Urban Battleground

The Siren Song of Advertising

Graphic Bibi De Medeiros

As I pass the parking front of a fried chicken joint at the corner of Sherbrooke St. and Décarie Blvd., the image of a woman is staring back at me. Her hair is tousled, her hip jutting away in an arching stance. I should mention her jeans, which she is trying to convince me to buy.

On my daily trip from Loyola to Sir George, dozens of billboards, banners and popups yell at me for my attention, in and outside of the bus, on my phone and from every human accessory you can imagine. There is no respite from our omnipresent economy. I will be exposed to hundreds of advertisements today, and everyday, for most of my conscious life in the first world.

There is unquestionably a central need in our lifestyle for advertising. The mass-global market has no way other than mass-communication to get distant producers in contact with an unknown, interested buyer. But with a growing trend in favour of the privatization of social services and infrastructures, most of everything can be sold for profit. Our grip on our autonomy is slacking—slowly, gently, cajoled by the smooth-talking PR of multibillion-dollar men, the sultry eyes of underfed beauty queens.

In 2007, São Paulo officials ruled that 15,000 outdoor advertisements would be stripped, leaving the ninth largest metropolis in the world naked and mute for the first time. Yet somehow, its real voice was only then given the room to be heard. Favelas, previously hidden by enormous billboards, were discovered with surprise. Advertisements’ messages of “buy and be happy” literally blinded the city to the exploitation and neglect of large groups of poor and illiterate humans on which the economic system depends.

We are especially receptive to these messages—the twin of advertising is entertainment. Humans have an almost endless appetite for distraction, a hunger that could not be held back for long in São Paulo. Recently this year, a select few types of advertisements, namely at bus stations, have been renegotiated back into the city limits. A large reason is that the public service of transportation depends more and more on advertisement revenue from the banners within the buses and trains.

The country, like most Western aspiring countries, is gradually renouncing its public assets to the wisdom of the market’s private shareholders. We’ve simply been told too many times it’s in our best interest to continue full-throttle, ignore any moral dissonance, it’ll work itself out—our biggest economic concern right now is a balanced budget. It’s hard to question normality.

Boredom, Isolation, Inactivity and Unconformity are our new deadly sins. We confess in our multiplatform networks of social worship to cleanse ourselves; we are proving to the all-seeing eyes of the public that we are virtuous, active participants engaging with social life. Let me tag you with me, you’re my witness. #realfriends #reallife.

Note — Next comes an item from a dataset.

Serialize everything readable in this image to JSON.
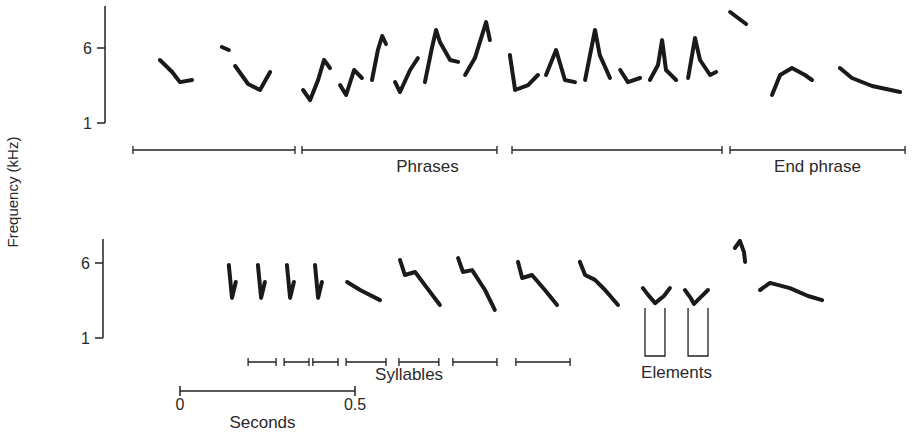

And it must be real, because very important people are saying so. The economist hired by luxury cars and diamond quarries; the general marching to oil drums and ballistics; the prime minister pledging to the privately owned mass media. This is progress, Manifest Destiny, the dogma of success and self-fulfillment. “Money makes the world go round.” If you know someone who is not winning at this game, then they’re bad players—not smart enough, hard working enough, determined enough. The growing rates of depression, anxiety, anger, stress, fear and exhaustion indicate that there are a lot of bad people in this world, not that the problem is organizational, infrastructural.

In case you didn’t know, we just went through the eight symptoms of brainwashing, as defined by Professor Robert Jay Lifton who studied thousands of American prisoners of war after the Korean War. Capitalism, with all of its hyper-consumerist, destructive trappings, is the name of the ideological totalism of our time.

(1) It has complete control of our psychological and physical milieu, saturating everything from our notion of “value” to the shape of our cityscape. (2) We cannot imagine avoiding the mystical manipulation that makes us irrationally consent to and partake in this system of gradual global annihilation. (3) We have strong ideals of wrong and right, success and failure, that only hold up if we are subservient to the bliss of ignorance, avoiding discordant thoughts. (4) To prove that we belong, we become deeply involved in a cult of confession through social media and brand peacocking.

(5) Our doctrine is the sacred science, the unquestionable authority of “experts.” (6) Our mantras are the thought terminating clichés of “technology is progress” and “the American Dream,” “work hard, play hard.” (7) Your personal experience is not a valid counter-argument to the current state of affairs—the Occupy movement is manned by lazy youths and idealist hippies who don’t understand the “real world,” your experience of racial or sexual abuse was bad luck or your fault. (8) And if your hopelessness results in your termination, either as a result of violence or by your own hands, then it’s your own goddamn fault.

Advertisement is the visual language of capitalist propaganda, and it operates on the principles of slow, insidious infiltration through the repetition of simple, emotional, easy-to-remember slogans. Propaganda is a weapon of total control, and history has never seen it used unless there was some Big Lie to hide for the sake of private interests. Out of sight, out of mind: look at this instead.

Today, the girl at the corner of Sherbrooke St. and Décarie Blvd. has been replaced. I can barely tell the difference.